2019 Darcy Lecture

Monday, November 4, 2019 2:30 pm - 2:30 pm EST (GMT -05:00)

2019 Darcy Lecture

John Doherty
Watermark Numerical Computing

Dancing with Models - The Importance of Model Partner Software

Monday, November 4, 2019
DC 1302 at 2:30 p.m.
Everyone Welcome
Refreshments


Numerical simulators of groundwater flow and transport cannot fulfill their decision-support potential on their own. Instead, they must be used in partnership with equally sophisticated software that links models to data acquired at sites that they simulate - and that links models to the decisions that they are intended to support. As they “dance” with a model, these software packages can accomplish tasks such as history-matching, uncertainty analysis, predictive hypothesis-testing, sensitivity analysis, management optimization, and optimization under uncertainty.

The importance of model partner software is not nearly as widely appreciated in the groundwater industry as it should be. Model developers often design input/output protocols that make linkage to partner software difficult or impossible. Model users often build models that are unnecessarily complex, take too long to run, and have questionable numerical health. Education in model-valueadding numerical algorithms is rarely offered to modelers by universities. Graphical user interfaces do not provide comprehensive support for the wide range of ancillary tasks that decision-support modeling requires.

This lecture will explore how models can best serve the decision-making process. In doing so, it demonstrates the indispensable role that model-value-adding software should play in this process. It also addresses some currently available packages, as well as an easy-to-use, public domain, parallel model run manager with a nonintrusive model interface that allows rapid development of model partner software by any programmer.

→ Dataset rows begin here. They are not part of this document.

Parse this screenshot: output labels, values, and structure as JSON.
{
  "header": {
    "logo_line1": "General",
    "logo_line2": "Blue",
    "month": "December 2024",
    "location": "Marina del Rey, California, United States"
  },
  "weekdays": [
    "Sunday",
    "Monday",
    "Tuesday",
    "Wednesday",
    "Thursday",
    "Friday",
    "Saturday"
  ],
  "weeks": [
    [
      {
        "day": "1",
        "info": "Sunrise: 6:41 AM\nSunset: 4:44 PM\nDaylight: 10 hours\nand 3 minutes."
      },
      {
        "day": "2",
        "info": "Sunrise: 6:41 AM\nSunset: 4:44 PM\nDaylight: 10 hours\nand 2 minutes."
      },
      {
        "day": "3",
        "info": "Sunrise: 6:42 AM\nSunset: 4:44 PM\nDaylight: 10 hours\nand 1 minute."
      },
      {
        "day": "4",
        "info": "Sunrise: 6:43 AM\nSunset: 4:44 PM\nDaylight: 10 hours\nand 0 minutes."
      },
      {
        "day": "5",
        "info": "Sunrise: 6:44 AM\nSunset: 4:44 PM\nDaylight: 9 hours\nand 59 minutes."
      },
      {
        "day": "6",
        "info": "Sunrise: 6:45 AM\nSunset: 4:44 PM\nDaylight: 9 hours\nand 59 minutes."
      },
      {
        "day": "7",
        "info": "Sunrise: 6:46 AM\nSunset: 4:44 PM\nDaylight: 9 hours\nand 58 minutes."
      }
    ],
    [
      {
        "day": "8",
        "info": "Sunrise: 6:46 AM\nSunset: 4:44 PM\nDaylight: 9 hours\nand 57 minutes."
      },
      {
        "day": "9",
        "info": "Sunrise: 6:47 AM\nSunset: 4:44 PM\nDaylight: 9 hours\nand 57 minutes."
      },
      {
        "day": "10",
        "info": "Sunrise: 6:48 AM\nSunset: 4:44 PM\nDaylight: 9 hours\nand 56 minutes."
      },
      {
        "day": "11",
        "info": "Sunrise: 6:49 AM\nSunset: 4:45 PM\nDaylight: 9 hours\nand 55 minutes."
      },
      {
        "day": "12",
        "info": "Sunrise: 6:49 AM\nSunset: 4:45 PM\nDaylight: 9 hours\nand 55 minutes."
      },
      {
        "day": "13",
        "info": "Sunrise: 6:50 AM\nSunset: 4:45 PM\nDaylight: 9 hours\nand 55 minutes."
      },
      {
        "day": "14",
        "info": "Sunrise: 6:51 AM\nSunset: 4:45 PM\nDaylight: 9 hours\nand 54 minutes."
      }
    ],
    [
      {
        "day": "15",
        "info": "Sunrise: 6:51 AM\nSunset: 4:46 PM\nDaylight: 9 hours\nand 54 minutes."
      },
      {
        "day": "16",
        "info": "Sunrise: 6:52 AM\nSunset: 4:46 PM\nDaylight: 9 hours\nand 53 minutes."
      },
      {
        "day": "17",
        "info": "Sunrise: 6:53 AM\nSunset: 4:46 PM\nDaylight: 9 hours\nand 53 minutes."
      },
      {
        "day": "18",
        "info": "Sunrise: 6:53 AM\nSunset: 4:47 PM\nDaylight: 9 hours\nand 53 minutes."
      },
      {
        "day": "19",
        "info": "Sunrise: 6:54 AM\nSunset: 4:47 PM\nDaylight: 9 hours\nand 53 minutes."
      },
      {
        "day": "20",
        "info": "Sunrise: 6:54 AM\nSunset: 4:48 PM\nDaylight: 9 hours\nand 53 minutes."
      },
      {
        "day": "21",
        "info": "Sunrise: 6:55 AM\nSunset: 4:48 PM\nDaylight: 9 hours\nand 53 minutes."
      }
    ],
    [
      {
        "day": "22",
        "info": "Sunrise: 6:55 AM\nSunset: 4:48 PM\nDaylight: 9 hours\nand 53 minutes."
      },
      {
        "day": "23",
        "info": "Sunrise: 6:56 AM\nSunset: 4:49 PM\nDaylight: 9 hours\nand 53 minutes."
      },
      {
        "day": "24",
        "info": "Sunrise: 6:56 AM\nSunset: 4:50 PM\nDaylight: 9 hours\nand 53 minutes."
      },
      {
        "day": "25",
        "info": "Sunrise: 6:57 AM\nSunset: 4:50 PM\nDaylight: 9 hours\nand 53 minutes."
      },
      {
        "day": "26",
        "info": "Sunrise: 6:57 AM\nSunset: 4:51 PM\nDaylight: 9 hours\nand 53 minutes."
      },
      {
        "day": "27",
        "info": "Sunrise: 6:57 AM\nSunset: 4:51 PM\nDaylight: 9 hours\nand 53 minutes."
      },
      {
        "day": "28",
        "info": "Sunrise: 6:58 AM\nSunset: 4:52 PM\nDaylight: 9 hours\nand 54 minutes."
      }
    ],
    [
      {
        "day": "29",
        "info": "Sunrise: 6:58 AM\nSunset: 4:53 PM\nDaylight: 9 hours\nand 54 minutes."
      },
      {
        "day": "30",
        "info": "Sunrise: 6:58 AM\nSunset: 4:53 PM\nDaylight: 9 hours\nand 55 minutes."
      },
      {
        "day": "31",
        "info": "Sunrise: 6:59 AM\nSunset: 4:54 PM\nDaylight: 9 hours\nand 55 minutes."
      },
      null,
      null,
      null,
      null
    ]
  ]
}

John Doherty, Ph.D., is the author of PEST, a software package that is widely used for groundwater model calibration and uncertainty analysis. He has worked for more than 35 years in the water industry, first as an exploration geophysicist and then as a modeler. Doherty been employed by both government and industry, and has also worked at numerous universities where he undertook research and supervised postgraduate students. Currently he works for his own company, Watermark Numerical Computing, doing consulting, research, programming, and education, mainly on issues related to model deployment in support of environmental management and impact assessment.